Good heavens, she thought when she saw the firemen fighting the flames which were devouring the post office. It’s gone. The post office has gone. She wondered if all of her friends who worked there had gone too, surely nobody could have survived such destruction. She wanted to ask one of the two kind men who were so gently carrying her what had happened to her friends. She raised her head and opened her mouth to say something, but then she noticed the blood. All over the stretcher, all over her clothes. Such a lot of blood. Was it hers? And she seemed to have lost her left shoe, she noticed as they laid her gently in the back of the Landrover. But then she seemed to have lost most of her left foot as well. She couldn’t really tell for the blood.
Whilst emergency rescue work and firefighting continued there was no time to ponder what had happened, or even to mourn the dead. There was so much to do that it seemed the battle was still being fought and, as if to emphasise the point, the time bomb berthed at Main Jetty suddenly exploded.

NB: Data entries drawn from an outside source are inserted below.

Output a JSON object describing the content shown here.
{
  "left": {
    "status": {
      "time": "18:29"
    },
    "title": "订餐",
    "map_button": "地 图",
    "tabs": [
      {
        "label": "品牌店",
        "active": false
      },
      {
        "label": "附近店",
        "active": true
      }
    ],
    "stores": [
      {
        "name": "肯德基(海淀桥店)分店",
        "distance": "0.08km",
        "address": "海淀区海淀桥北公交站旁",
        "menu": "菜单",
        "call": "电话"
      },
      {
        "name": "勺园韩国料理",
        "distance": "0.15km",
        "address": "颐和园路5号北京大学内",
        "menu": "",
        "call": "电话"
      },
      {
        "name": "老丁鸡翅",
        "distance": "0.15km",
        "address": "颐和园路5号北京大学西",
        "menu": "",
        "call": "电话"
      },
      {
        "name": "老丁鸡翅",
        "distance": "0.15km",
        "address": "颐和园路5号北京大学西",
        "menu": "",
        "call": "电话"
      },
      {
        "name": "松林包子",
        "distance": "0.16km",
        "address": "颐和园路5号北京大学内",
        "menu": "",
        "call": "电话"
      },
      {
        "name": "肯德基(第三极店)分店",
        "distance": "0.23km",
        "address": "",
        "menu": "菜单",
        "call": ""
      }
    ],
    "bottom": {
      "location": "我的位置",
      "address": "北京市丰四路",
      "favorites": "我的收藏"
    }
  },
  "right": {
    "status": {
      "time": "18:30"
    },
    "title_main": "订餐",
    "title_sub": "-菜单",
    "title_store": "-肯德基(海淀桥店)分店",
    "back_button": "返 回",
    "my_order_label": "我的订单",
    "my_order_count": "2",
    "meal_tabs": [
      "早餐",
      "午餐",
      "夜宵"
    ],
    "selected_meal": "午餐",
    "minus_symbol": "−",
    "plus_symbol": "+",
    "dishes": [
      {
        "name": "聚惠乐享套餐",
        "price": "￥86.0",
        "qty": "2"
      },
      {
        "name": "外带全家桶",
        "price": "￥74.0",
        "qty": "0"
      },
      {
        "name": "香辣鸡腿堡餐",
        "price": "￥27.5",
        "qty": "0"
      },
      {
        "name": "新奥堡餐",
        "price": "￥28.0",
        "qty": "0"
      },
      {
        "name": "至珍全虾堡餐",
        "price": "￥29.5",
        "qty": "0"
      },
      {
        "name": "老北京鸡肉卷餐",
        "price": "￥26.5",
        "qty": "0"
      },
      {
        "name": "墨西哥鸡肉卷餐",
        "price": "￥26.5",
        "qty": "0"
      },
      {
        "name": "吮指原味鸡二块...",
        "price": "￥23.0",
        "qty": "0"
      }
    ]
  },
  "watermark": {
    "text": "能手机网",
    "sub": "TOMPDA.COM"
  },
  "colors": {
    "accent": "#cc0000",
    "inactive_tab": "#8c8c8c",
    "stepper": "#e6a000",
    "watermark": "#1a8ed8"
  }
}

The Neptuna had been burning fiercely for close to an hour and, at 11.15, the heat aboard the 6,000-ton vessel reached such an intensity
that the high explosives aboard finally ignited.
Giant jets of flame propelled wreckage high into the sky like an erupting volcano, showering the harbour with smouldering debris. In the town the force of the explosion shattered the windows of those buildings left standing as the whole of Darwin trembled from the impact of the shock waves.
The gigantic black cloud which followed the explosion billowed over the harbour and the township like a huge exclamation mark. Surely it indicated the end to the battle, to the unspeakable events of the morning. But it didn’t. Barely thirty minutes later a fresh horror presented itself.
At 11.58, two hours after the initial assault on Darwin, fifty-four unescorted land-based bombers attacked the RAAF base four miles north-east of the town. The attack lasted twenty-five minutes and the base was virtually annihilated. The gateway to the north lay ruined. The Japanese had successfully destroyed all RAAF strength in the north-western area of Australia, known as the Top End. The vast land to the south was now more vulnerable than ever.
1628
From his little writing desk in the corner by the door, young Pieter Grij stole another furtive glance at the woman as he dipped his quilled pen in the inkwell. And, yet again, he quickly averted his gaze to concentrate upon the giant leather-bound ledger before him, lest his father should catch the naked admiration in his eyes. But old Gerrit Grij’s attention was focussed upon the locket which he held in his hands. Seated at his showcase table, he lovingly buffed the silver with a fine silk cloth then delicately, reverently, and with a touch of regret as if loath to part with this newborn gem of his creation, he placed it in the black, velvet-lined presentation case.